Figure 5.

Conservation level and electrostatic potential across the KREP structures of K13 and other BTB-Kelch proteins. (a) Location of the 10% most conserved amino acid sites (magenta) on the three-dimensional structure of PfK13 KREP. The conservation level of positions was defined using the site-specific substitution rates λ estimated with FuncPatch (Supplementary Dataset S1). The KREP structure is shown from the side view as cartoon (left structure) and from the bottom view as surface (right structure). The amino acid sites forming the surface of the shallow pocket and belonging to the 10% most conserved sites are labelled. (b) Electrostatic surface potential of the PfK13 KREP structure, estimated with the APBS method. Electrostatic potential values are in units of kT/e at 298 K, on a scale of −8 kT/e (red) to +8 kT/e (blue). White color indicates a neutral potential.
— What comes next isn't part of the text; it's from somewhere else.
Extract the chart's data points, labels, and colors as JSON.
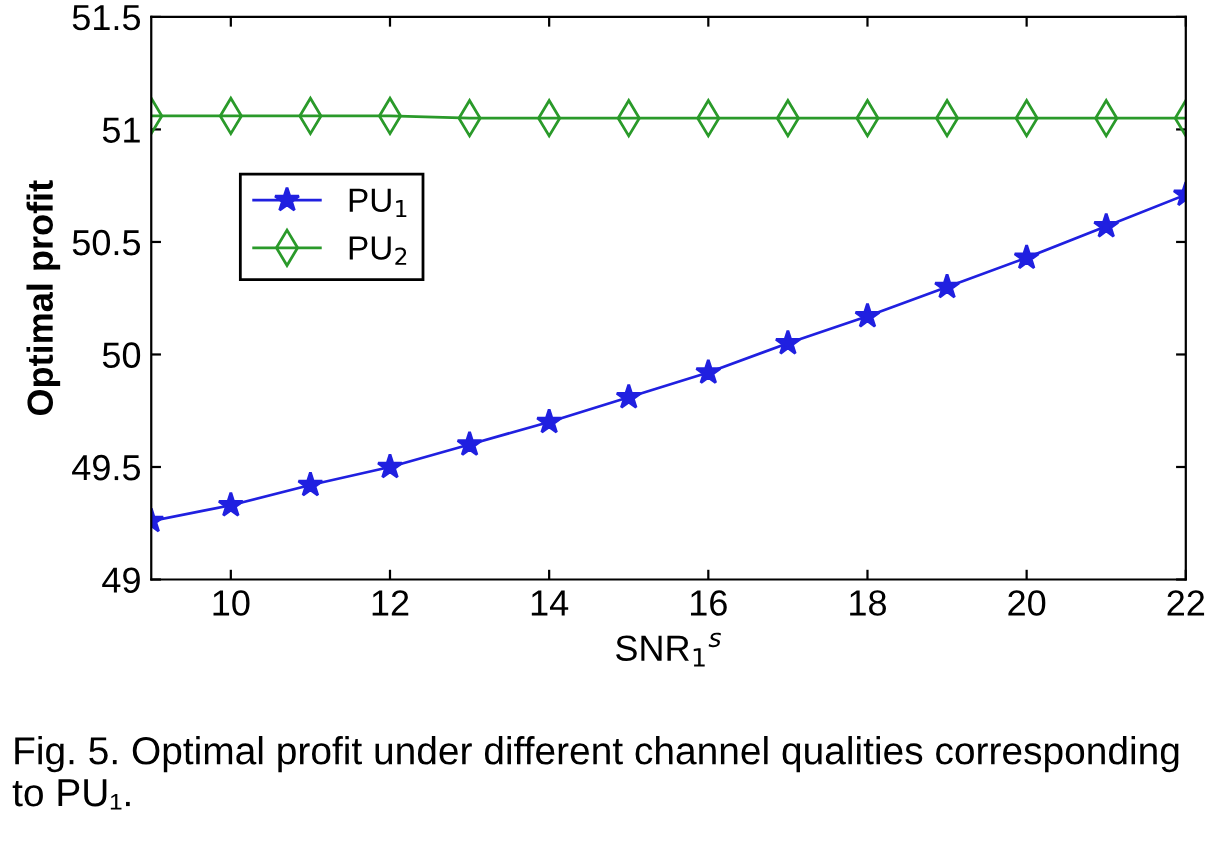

The missing charges were added using the Add Charge function implemented in USCF Chimera. (c) Box plots showing the distribution of root-mean-square fluctuations (RMSFs; Supplementary Dataset S2) for the PfK13 KREP shallow pocket positions (shallow pocket group, green) and the remaining PfK13 KREP positions (other group, white). RMSFs were calculated through a molecular dynamics simulation for a duration of 100 ns. Box boundaries represent the first and third quartiles and the length of whiskers correspond to 1.5 times the interquartile range. The difference between groups was evaluated by non-parametric Mann-Whitney U test. (d) Location of the 10% most conserved amino acid sites and electrostatic potential for KEAP1, KLHL2, KLHL3 and KLHL12 KREP structures. The color code and structure orientation are the same as for PfK13 in panels a and b. For KEAP1, KLHL2 and KLHL3, the key amino acids interacting with their respective protein substrates are labelled. The PDB codes and protein substrates are provided above each KREP structure.